I feel the poisoned tip of the sharpened spear cut through my skin and pierce my already aching and injured lower back muscle as I strafe to the left, sink my feet into the muddy soil, and leap a few feet further, to try and escape an unexpected and unwanted army of murlocs that thought it fair to disrupt my farming and attack and act as if what I was doing was such a horrible crime I deserved the death penalty.

Their unintelligible cries follow me still as I run and run, until they decide to retreat and await a new victim. My bounciness doesn't help me run. In fact, it only ever does slow down. Nonetheless, I find myself no longer in combat fifty yards away from the murloc camp, and I feel the relief flood my system when the Jade Cloud Serpent appears beside me, allows me to sit down on its back and lets my tired self be carried the long way to the next quest I have decided to take on.

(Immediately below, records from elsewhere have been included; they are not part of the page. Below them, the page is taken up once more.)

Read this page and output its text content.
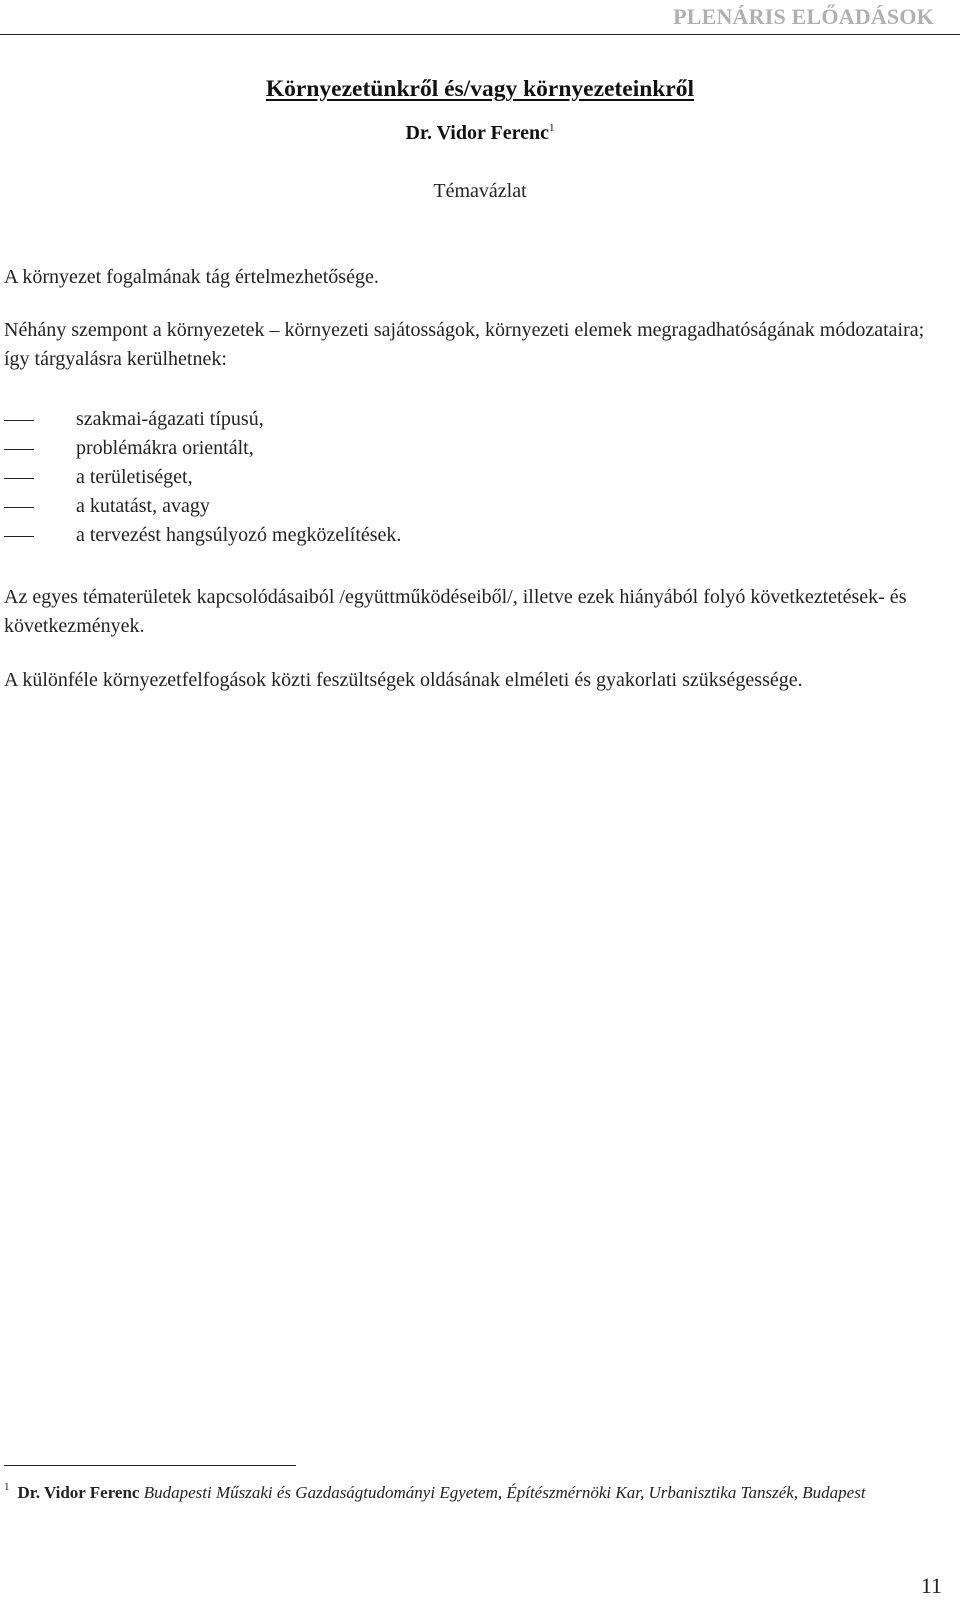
PLENÁRIS ELŐADÁSOK
Környezetünkről és/vagy környezeteinkről
Dr. Vidor Ferenc$^1$
Témavázlat
A környezet fogalmának tág értelmezhetősége.
Néhány szempont a környezetek – környezeti sajátosságok, környezeti elemek megragadhatóságának módozataira; így tárgyalásra kerülhetnek:
szakmai-ágazati típusú,
problémákra orientált,
a területiséget,
a kutatást, avagy
a tervezést hangsúlyozó megközelítések.
Az egyes tématerületek kapcsolódásaiból /együttműködéseiből/, illetve ezek hiányából folyó következtetések- és következmények.
A különféle környezetfelfogások közti feszültségek oldásának elméleti és gyakorlati szükségessége.
$^1$ Dr. Vidor Ferenc Budapesti Műszaki és Gazdaságtudományi Egyetem, Építészmérnöki Kar, Urbanisztika Tanszék, Budapest
11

I feel the wind on my face, the aches of my previous battles that day. I smell the courage of my peers in the air as I see them below me, far ahead or not close to being in my footsteps at all. I smell the many herbs of the Broken Isles and find myself blinded by the ore when I look down and the rays of sunshine from overhead fall upon them and make them appear shiny bright. I can see my destination if I focus very well. The green glow is not hard to miss if you know where to look for it and are not myopic.

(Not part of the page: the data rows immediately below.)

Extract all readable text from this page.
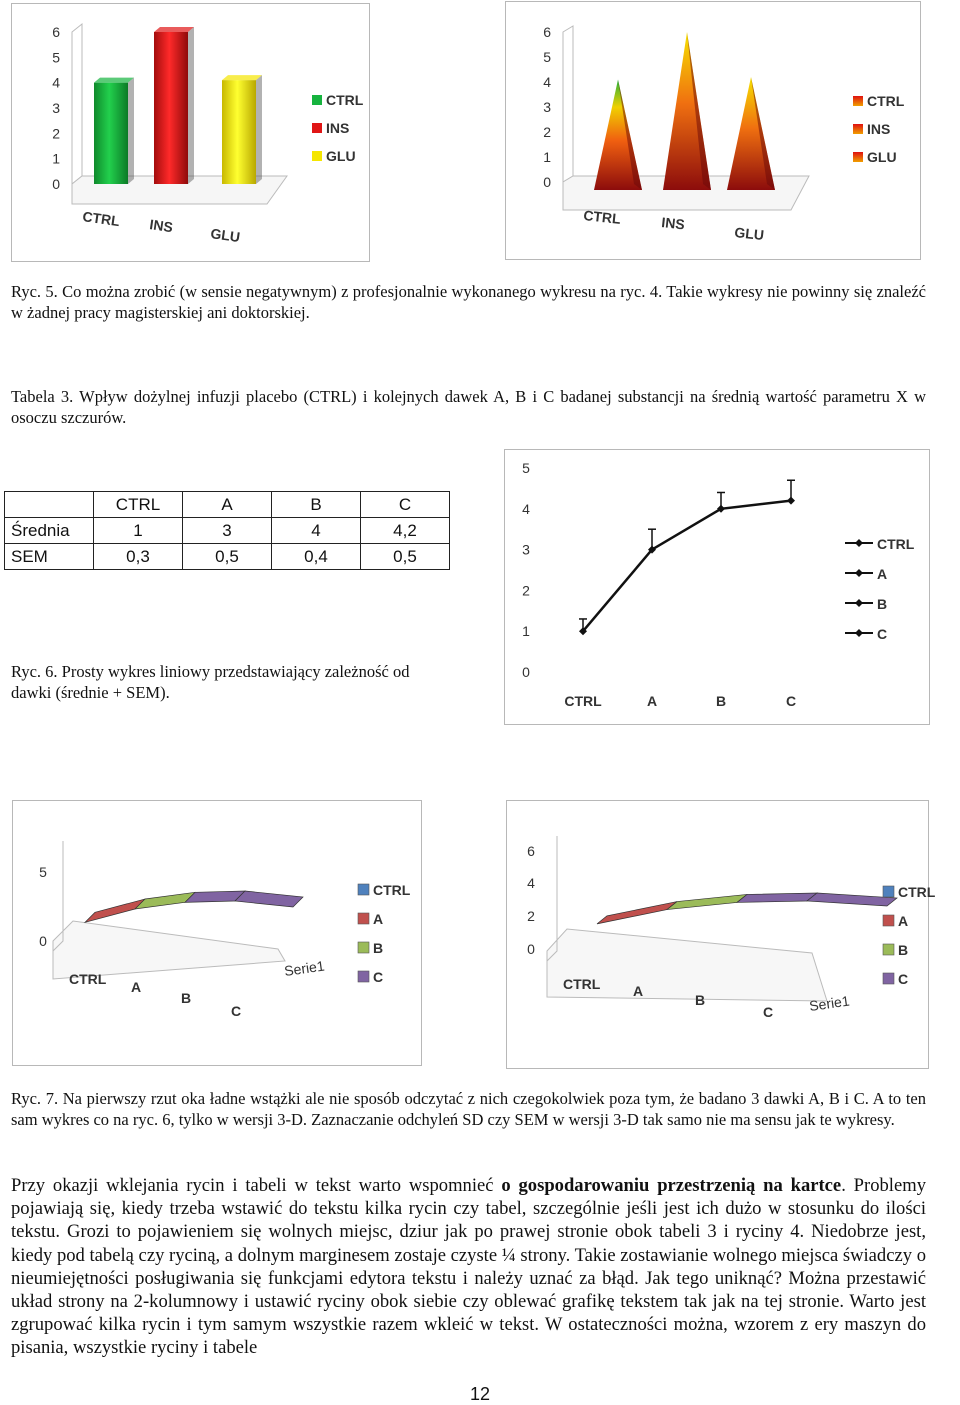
0
1
2
3
4
5
6
CTRL INS	GLU
CTRL
INS
GLU
0
1
2
3
4
5
6
CTRL	INS
GLU
CTRL
INS
GLU
Ryc. 5. Co można zrobić (w sensie negatywnym) z profesjonalnie wykonanego wykresu na ryc. 4. Takie wykresy nie powinny się znaleźć w żadnej pracy magisterskiej ani doktorskiej.
Tabela 3. Wpływ dożylnej infuzji placebo (CTRL) i kolejnych dawek A, B i C badanej substancji na średnią wartość parametru X w osoczu szczurów.
	CTRL	A	B	C
Średnia	1	3	4	4,2
SEM	0,3	0,5	0,4	0,5
Ryc. 6. Prosty wykres liniowy przedstawiający zależność od dawki (średnie + SEM).
0
1
2
3
4
5
CTRL	A	B	C
CTRL
A
B
C
0
5
CTRL A
B
C
Serie1
CTRL
A
B
C
0
2
4
6
CTRL A
B
C	Serie1
CTRL
A
B
C
Ryc. 7. Na pierwszy rzut oka ładne wstążki ale nie sposób odczytać z nich czegokolwiek poza tym, że badano 3 dawki A, B i C. A to ten sam wykres co na ryc. 6, tylko w wersji 3-D. Zaznaczanie odchyleń SD czy SEM w wersji 3-D tak samo nie ma sensu jak te wykresy.
Przy okazji wklejania rycin i tabeli w tekst warto wspomnieć o gospodarowaniu przestrzenią na kartce. Problemy pojawiają się, kiedy trzeba wstawić do tekstu kilka rycin czy tabel, szczególnie jeśli jest ich dużo w stosunku do ilości tekstu. Grozi to pojawieniem się wolnych miejsc, dziur jak po prawej stronie obok tabeli 3 i ryciny 4. Niedobrze jest, kiedy pod tabelą czy ryciną, a dolnym marginesem zostaje czyste ¼ strony. Takie zostawianie wolnego miejsca świadczy o nieumiejętności posługiwania się funkcjami edytora tekstu i należy uznać za błąd. Jak tego uniknąć? Można przestawić układ strony na 2-kolumnowy i ustawić ryciny obok siebie czy oblewać grafikę tekstem tak jak na tej stronie. Warto jest zgrupować kilka rycin i tym samym wszystkie razem wkleić w tekst. W ostateczności można, wzorem z ery maszyn do pisania, wszystkie ryciny i tabele
12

I feel the wavy motions I have learned to associate with my beloved Serpent as it bursts through a cloud and then finds itself – with me – into the open air once more, only blue ahead. I feel like I am a rag doll, like I float upon an ocean that never has a flood tide, only ebb. This is my very last thought before consciousness ebs from me, and the long nights of little to not sleep and the exhaustion that has, or so it feels, sunken into my very veins, finally catches up to me then – at least until I arrive at the Broken Shore, until I charge into the next enemy, enraged and regenerated.